Lucy (Kerry Washington), stérile, dont le souhait le plus cher est d’avoir un enfant. Malgré la difficulté que représente le processus d’adoption et la gestion d’un mari réfractaire à l’idée, elle s’y jette à bras-le-corps.

Le thème de la relation mère-enfant est un sujet risqué tant il a été vu et revu et de prime abord Mother And Child tend vers le mélodrame familial. Or, ces portraits croisés de femmes (ce qui rappelle la touche d'Alejandro González Inárritu, ici producteur) pour qui la maternité est plus une lutte qu’un processus naturel, sont assez captivants.
Sans tomber dans le moralisme ou le déballage excessif de sentiments, on retrouve des chemins de vie présentés de manière pudique, sans pour autant effacer les aspects cruels liés à l’impossibilité d’être mère ou encore le refus de l’être. Rodrigo Garcia offre une histoire, certes basée sur quelques clichés (la mère culpabilisée, la fille et sa brillante carrière, la femme de couleur qui élève son enfant seule) et au montage peu rythmé, mais dont le fond est vendeur et sait toucher le point sensible en chacun de nous.

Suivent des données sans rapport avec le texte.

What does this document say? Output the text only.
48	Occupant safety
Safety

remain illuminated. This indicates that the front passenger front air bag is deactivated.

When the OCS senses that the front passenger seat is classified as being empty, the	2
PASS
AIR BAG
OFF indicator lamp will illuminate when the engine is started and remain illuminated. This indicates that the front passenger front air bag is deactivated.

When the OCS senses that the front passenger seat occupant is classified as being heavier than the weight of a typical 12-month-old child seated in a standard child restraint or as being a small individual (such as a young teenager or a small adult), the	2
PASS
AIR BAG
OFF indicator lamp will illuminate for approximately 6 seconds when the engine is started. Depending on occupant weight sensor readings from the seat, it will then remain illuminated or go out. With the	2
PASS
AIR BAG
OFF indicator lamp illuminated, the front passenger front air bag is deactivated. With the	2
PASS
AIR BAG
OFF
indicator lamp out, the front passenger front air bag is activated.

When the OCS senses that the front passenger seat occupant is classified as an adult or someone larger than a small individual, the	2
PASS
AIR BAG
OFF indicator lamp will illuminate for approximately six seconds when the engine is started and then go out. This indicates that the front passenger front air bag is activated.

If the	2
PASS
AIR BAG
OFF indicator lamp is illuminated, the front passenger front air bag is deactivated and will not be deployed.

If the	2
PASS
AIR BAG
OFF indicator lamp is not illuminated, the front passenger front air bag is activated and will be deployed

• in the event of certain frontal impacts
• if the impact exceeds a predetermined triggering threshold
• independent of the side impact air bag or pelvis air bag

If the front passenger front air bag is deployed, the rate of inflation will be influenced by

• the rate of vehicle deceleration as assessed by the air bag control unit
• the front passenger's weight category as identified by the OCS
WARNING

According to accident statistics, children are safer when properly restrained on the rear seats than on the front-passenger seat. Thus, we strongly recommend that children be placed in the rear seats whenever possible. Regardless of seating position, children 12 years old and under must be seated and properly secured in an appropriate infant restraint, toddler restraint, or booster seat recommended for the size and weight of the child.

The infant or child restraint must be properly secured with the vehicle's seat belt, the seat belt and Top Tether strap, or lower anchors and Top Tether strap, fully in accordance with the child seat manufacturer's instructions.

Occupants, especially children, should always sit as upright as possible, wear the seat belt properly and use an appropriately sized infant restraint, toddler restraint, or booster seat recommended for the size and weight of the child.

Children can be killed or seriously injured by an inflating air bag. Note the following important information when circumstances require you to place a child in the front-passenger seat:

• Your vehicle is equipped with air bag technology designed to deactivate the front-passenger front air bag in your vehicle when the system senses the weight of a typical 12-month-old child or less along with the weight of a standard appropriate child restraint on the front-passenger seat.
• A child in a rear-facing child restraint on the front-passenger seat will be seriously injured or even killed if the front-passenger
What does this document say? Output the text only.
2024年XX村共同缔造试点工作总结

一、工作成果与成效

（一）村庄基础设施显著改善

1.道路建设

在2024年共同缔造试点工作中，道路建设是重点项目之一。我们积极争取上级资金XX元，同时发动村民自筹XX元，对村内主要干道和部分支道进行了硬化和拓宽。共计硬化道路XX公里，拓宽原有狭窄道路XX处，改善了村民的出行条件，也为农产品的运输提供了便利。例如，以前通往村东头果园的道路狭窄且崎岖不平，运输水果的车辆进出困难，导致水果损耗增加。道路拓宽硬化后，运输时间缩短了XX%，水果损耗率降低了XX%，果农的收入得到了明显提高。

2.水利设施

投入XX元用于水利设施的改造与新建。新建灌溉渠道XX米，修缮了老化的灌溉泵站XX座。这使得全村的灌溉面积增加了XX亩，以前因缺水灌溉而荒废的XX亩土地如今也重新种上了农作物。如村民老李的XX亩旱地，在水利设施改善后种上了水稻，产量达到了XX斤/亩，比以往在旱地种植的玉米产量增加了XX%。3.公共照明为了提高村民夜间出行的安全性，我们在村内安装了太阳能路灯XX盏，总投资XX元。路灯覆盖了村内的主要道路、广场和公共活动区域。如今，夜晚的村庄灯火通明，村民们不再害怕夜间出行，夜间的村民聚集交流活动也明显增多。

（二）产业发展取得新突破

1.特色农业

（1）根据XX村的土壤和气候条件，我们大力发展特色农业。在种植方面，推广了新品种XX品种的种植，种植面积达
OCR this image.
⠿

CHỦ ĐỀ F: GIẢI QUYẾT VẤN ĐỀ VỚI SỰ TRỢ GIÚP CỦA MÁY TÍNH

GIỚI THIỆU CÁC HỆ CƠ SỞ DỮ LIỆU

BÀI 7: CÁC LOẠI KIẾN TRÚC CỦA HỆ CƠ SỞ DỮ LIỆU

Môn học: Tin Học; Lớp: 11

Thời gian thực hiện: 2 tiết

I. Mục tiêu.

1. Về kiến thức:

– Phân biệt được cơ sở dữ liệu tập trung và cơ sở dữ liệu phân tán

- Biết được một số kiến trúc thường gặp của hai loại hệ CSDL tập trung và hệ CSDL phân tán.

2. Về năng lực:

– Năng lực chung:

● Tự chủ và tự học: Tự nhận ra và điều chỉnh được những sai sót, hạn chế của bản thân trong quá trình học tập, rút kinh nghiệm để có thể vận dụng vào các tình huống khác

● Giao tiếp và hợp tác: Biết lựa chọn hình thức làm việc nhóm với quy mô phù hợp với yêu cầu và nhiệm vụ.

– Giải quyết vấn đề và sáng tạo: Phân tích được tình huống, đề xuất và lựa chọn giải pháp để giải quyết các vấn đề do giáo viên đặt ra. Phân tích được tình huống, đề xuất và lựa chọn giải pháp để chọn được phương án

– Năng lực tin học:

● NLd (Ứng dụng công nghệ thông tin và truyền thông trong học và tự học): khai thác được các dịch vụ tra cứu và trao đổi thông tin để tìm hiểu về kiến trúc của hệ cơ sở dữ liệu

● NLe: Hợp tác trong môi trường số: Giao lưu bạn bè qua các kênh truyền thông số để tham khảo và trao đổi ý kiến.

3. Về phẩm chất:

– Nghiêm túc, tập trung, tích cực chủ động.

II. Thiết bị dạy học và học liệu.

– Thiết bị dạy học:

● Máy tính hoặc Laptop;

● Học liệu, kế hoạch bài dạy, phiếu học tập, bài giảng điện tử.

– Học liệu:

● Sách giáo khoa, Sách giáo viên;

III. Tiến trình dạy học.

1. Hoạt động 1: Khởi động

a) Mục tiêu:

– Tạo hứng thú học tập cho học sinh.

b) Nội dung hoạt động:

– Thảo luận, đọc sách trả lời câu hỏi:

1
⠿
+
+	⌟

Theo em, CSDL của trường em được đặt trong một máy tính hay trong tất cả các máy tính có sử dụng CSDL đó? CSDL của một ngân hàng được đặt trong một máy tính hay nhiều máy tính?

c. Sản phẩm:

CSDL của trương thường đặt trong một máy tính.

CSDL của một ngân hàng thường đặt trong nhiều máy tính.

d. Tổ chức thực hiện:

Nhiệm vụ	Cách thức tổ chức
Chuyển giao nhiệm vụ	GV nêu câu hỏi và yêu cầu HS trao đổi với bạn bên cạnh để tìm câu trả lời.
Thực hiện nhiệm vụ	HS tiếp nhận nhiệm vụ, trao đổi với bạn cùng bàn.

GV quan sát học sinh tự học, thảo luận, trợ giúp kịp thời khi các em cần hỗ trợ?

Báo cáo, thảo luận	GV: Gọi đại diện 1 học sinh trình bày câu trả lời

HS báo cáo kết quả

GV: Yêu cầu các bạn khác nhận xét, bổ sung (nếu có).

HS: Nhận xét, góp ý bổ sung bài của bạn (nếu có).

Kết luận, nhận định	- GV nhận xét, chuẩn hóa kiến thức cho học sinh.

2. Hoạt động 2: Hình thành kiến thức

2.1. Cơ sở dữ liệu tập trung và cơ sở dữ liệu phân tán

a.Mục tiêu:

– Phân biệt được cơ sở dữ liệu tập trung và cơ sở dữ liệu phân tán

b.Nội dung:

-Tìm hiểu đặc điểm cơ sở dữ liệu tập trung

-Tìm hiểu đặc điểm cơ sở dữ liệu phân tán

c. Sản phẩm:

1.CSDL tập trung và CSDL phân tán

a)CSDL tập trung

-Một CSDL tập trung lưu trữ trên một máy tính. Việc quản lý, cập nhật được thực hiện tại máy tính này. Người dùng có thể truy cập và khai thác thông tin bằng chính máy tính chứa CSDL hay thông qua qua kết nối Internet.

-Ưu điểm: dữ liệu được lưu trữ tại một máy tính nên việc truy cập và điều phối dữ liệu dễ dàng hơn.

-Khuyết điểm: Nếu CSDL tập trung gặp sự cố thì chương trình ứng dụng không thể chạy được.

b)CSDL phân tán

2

La puissance du film tient aux actrices dont l’interprétation est pleine de réalisme, la palme allant à Annette Bening. Le personnage de Karen, cette femme froide et amère, presque antipathique tant elle se borne à rejeter et mépriser le monde entier, nous surprend lorsqu’elle vient à se dévoiler.
Seul petit hic, et c’est peut-être ce qui enlève l’once de réalisme à ce film, les destins se croisent et s’unissent dans un dénouement tout ce qu’il y a de plus « gros » ( la jeune Lucy, voisine de Karen, adopte l’enfant d’Elizabeth… un peu trop facile non ?).
Si l’on fait abstraction de ces petits tours bénis du destin, le film est porteur d’un message qui mérite d’être entendu et qui se laisse regarder, arrivant même à nous soutirer quelques larmes.



Un DVD sobre

Le support DVD est assez simple et sobre dans son ensemble. La présentation est dans le ton avec des couleurs pastel sur fond de douce balade musicale (un peu agaçante à la longue). Pour décorer le tout, des photos et de courts extraits du film apparaissent en continu pour nous montrer encore et toujours ces femmes, objet central du long-métrage.
L’interface en elle-même est tout ce qu’il y a de plus basique avec quatre catégories : Film, Versions, Chapitre, Bonus. Pas d’esbroufe, on va droit au but, le sujet reste sérieux et il n’y a pas à surcharger le contenu.
Les bonus sont néanmoins un peu décevants. Quelques scènes coupées qui n’apportent pas beaucoup plus à ce que l’on pouvait imaginer sur le déroulement de l’histoire (on sait tous que Karen et son ancien amour de jeunesse ont dû parler ensemble du passé avant de fricoter à nouveau, tout comme Lucy et la jeune fille enceinte qui ont forcément appris à faire connaissance).
Pour sa part, le making-of offre un point de vue intéressant sur les actrices, leur jeu et ce qui les a conduit à accepter le rôle. Elles n’entament pas pour autant un débat plus profond sur le sujet, ce qui peut être regrettable car on pouvait s’attendre à les voir parler de leurs expériences personnelles.
Enfin en ce qui concerne les versions disponibles pour le visionnage, il est évident que l’on préfèrera regarder le film en version originale. En effet, quitte à titiller la glande lacrymale, autant y aller à fond, et rien ne vaut les véritables émotions dégagées par les actrices.